A full commercial electrical installation across the newly extended and refurbished The Clover Leaf Cafe at Chacewater Garden Centre, covering three-phase power distribution, decorative lighting, catering power circuits, electric heating supplies, and fire detection first fix - all completed to current wiring regulations with an Electrical Installation Certificate issued on completion.
Commercial cafe refurbishments don’t follow a simple formula. When a venue is expanding its footprint and simultaneously redesigning its existing spaces, the electrical scope tends to grow in every direction at once – new circuits layered alongside legacy wiring, high-level cable routes across extended structures, and a catering area that demands far more power than the average domestic or light commercial setup. That was exactly the brief for this project at The Clover Leaf Cafe, part of Chacewater Garden Centre, where we carried out a comprehensive electrical fit-out covering the new extension, the refurbished seating areas, the serving counter, heating circuits, and the first-fix fire detection wiring throughout the new section.
The foundation of the whole installation was a new three-phase power supply route. A 10mm five-core steel wire armoured cable was pulled from the main incoming distribution board and routed at high level, clipped to the rafters across the building. To carry out this work safely and without the need for hired scaffold towers, we used an on-site scissor lift. The cable terminated into a new eight-way three-phase consumer unit, positioned within the catering office area to give a logical, accessible distribution point for all the new circuits feeding the cafe. Working from a dedicated sub-distribution unit like this keeps the installation clean and straightforward to maintain – any future changes or additional circuits can be picked up from a single point rather than running back to the main board each time.
From that distribution unit, circuits were run out to serve every area of the venue. The new cafe extension received its own lighting arrangement – twelve wall light fittings supplied by the client, five pendant fittings including two three-gang cluster pendants, and two exterior wall lights positioned either side of the patio doors, all controlled via one-way switches. An emergency bulkhead was also installed in the extension, fitted with a key switch test point as required for commercial premises. The existing seating area was rewired for twenty-two wall fittings and a further six pendants, with individual one-way switch control throughout.

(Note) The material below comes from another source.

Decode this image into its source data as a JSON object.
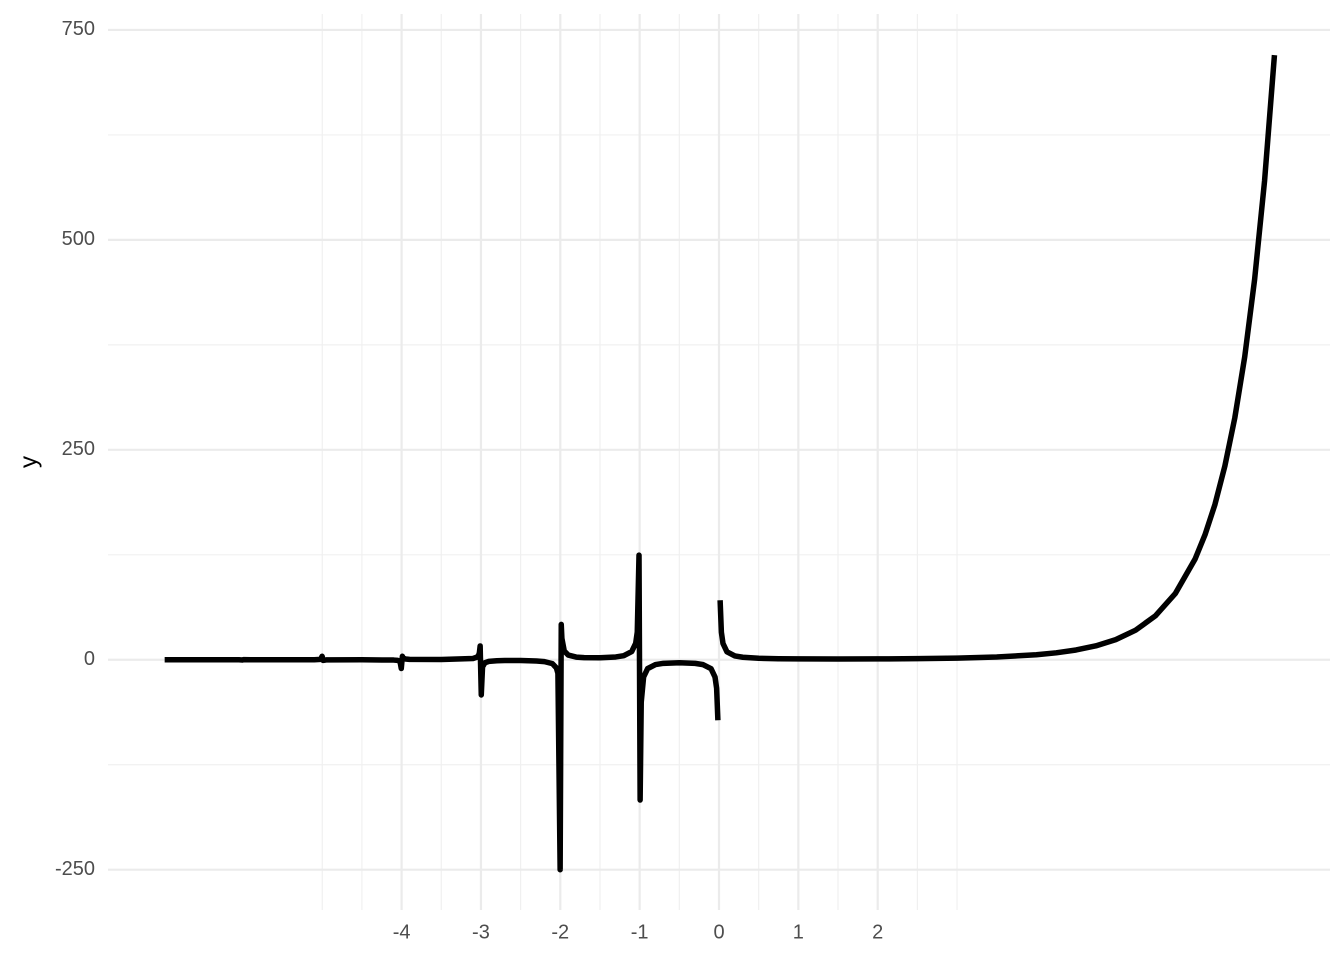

A neat feature of the existing area was the indirect LED lighting installed within the Dog House sign itself – a detail that required careful wiring to sit flush within the built structure and give a clean, even result when lit.
The serving area is where the power demands really step up. Fourteen double socket outlets were installed around the counter, alongside a dedicated 20-amp supply for the water heater with its own local isolator, two 16-amp supplies for coffee grinders, and a 32-amp single-phase circuit feeding two 16-amp coffee machine outlets – again with a local isolator switch for safe isolation when required. All sockets and isolator switches within the counter area were finished in decorative matt black to match the design intent of the space, a specification that ran through the extension and seating areas too. USB-A and USB-C charging outlets were incorporated into the double sockets throughout the customer areas, including sockets built into the base of the bench seating – a practical detail for any modern hospitality venue.
Eight separate electrical supplies were run for electric radiators across the cafe, each with its own local isolator switch. The radiator units themselves were to be fitted separately, but having dedicated, individually switched feeds in place means the heating can be managed room by room without everything running from a single circuit. For a space that operates at different occupancy levels throughout the day, that flexibility makes a real difference to how the heating can be controlled in practice.
On the external side of the building, two IP-rated single-gang socket outlets were installed in the staff area, intended to serve walk-in refrigeration equipment. These circuits were kept entirely separate from the customer-facing power, which is standard practice in catering environments where kitchen and refrigeration loads need their own dedicated provision.
Cable routes throughout the masonry walls were formed using dustless extraction equipment – a channel cutting method that controls debris rather than filling the entire space with dust during an active refurbishment. Where cabling needed to pass through plasterboard, any holes were patched and first-filled on completion, leaving surfaces ready for the fine filling and decoration to be carried out by the finishing trades.
The fire detection first fix in the cafe extension covered wiring to three detector and alarm points, with all cabling run in FP200 mineral insulated fire-resistant cable. First fix at this stage means the cabling is in position and ready for the detector heads and panel connections to follow once the building works are at the right point, without needing to return and re-open walls or ceilings.
With all circuits installed across the extension, the existing seating area, the serving counter, and the staff side of the building, full electrical testing was carried out on every altered and newly installed circuit. An Electrical Installation Certificate was produced on completion, and the relevant Building Control Notification of Electrical Works was submitted – both required for any notifiable electrical work in a commercial setting and important documentation for the venue to hold going forward.